- Church: Ukrainian Orthodox Church of the Kyivan Patriarchate
- Installed: 2002
- Term ended: 2008
- Successor: Ivan Yaremenko (adm.)

Orders
- Ordination: 10 December 1978
- Consecration: 25 September 1992 by Metropolitan Filaret (Denysenko)

Personal details
- Born: Serhiy Dmytrovych Verzun October 8, 1949 Kyiv, Ukrainian SSR
- Died: April 7, 2012 (aged 62) Bohuslav Raion, Ukraine

= Serafym Verzun =

Ukrainian Orthodox Archbishop

Serafym (secular name Serhiy Dmytrovych Verzun, Сергій Дмитрович Верзун; October 8, 1949 - April 7, 2012) was the Ukrainian Orthodox archbishop of the Ukrainian Orthodox Church of the Kyivan Patriarchate.

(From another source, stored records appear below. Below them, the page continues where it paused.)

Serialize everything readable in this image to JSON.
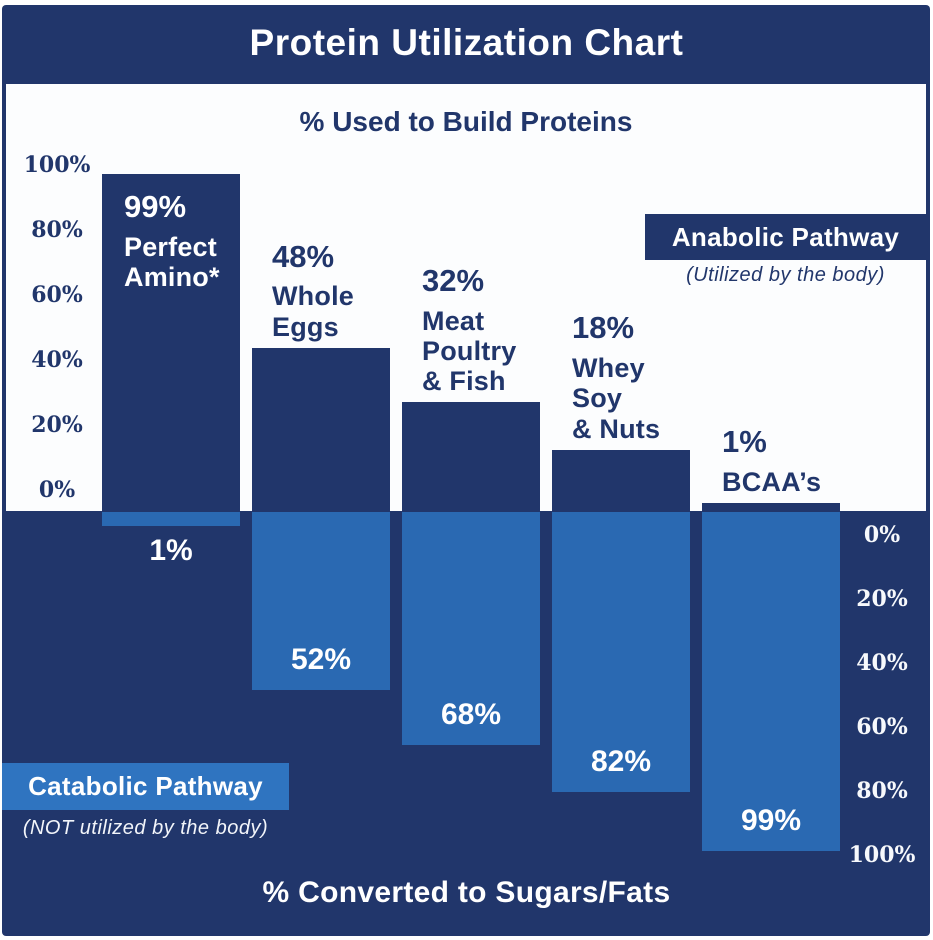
{
  "colors": {
    "navy": "#21366B",
    "bar_blue": "#2A69B2",
    "legend_blue": "#2F74C0",
    "background_white": "#FCFDFE",
    "text_white": "#FFFFFF"
  },
  "header": {
    "title": "Protein Utilization Chart"
  },
  "anabolic": {
    "title": "% Used to Build Proteins",
    "legend_label": "Anabolic Pathway",
    "legend_sub": "(Utilized by the body)",
    "axis_ticks": [
      "100%",
      "80%",
      "60%",
      "40%",
      "20%",
      "0%"
    ]
  },
  "catabolic": {
    "title": "% Converted to Sugars/Fats",
    "legend_label": "Catabolic Pathway",
    "legend_sub": "(NOT utilized by the body)",
    "axis_ticks": [
      "0%",
      "20%",
      "40%",
      "60%",
      "80%",
      "100%"
    ]
  },
  "chart_data": {
    "type": "bar",
    "categories": [
      "Perfect Amino*",
      "Whole Eggs",
      "Meat Poultry & Fish",
      "Whey Soy & Nuts",
      "BCAA's"
    ],
    "series": [
      {
        "name": "% Used to Build Proteins",
        "values": [
          99,
          48,
          32,
          18,
          1
        ]
      },
      {
        "name": "% Converted to Sugars/Fats",
        "values": [
          1,
          52,
          68,
          82,
          99
        ]
      }
    ],
    "title": "Protein Utilization Chart",
    "up_axis_range": [
      0,
      100
    ],
    "down_axis_range": [
      0,
      100
    ],
    "grid": false,
    "legend_position": "anabolic top-right, catabolic bottom-left"
  },
  "bars": [
    {
      "up_label": "99%",
      "name_lines": [
        "Perfect",
        "Amino*"
      ],
      "up": 99,
      "down": 1,
      "down_label": "1%",
      "label_inside": true
    },
    {
      "up_label": "48%",
      "name_lines": [
        "Whole",
        "Eggs"
      ],
      "up": 48,
      "down": 52,
      "down_label": "52%",
      "label_inside": false
    },
    {
      "up_label": "32%",
      "name_lines": [
        "Meat",
        "Poultry",
        "& Fish"
      ],
      "up": 32,
      "down": 68,
      "down_label": "68%",
      "label_inside": false
    },
    {
      "up_label": "18%",
      "name_lines": [
        "Whey",
        "Soy",
        "& Nuts"
      ],
      "up": 18,
      "down": 82,
      "down_label": "82%",
      "label_inside": false
    },
    {
      "up_label": "1%",
      "name_lines": [
        "BCAA’s"
      ],
      "up": 1,
      "down": 99,
      "down_label": "99%",
      "label_inside": false
    }
  ]
}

He was born in 1949, studied at the Odessa Theological Seminary of the Russian Orthodox Church.

June 25, 1992 he joined to the Kyiv Patriarchate.

He was consecrated as Bishop of Vyshhorod, auxiliary of the Eparchy of Kyiv, by Filaret (Denysenko), Antoniy (Masendych), Andriy (Horak), Volodymyr (Romaniuk).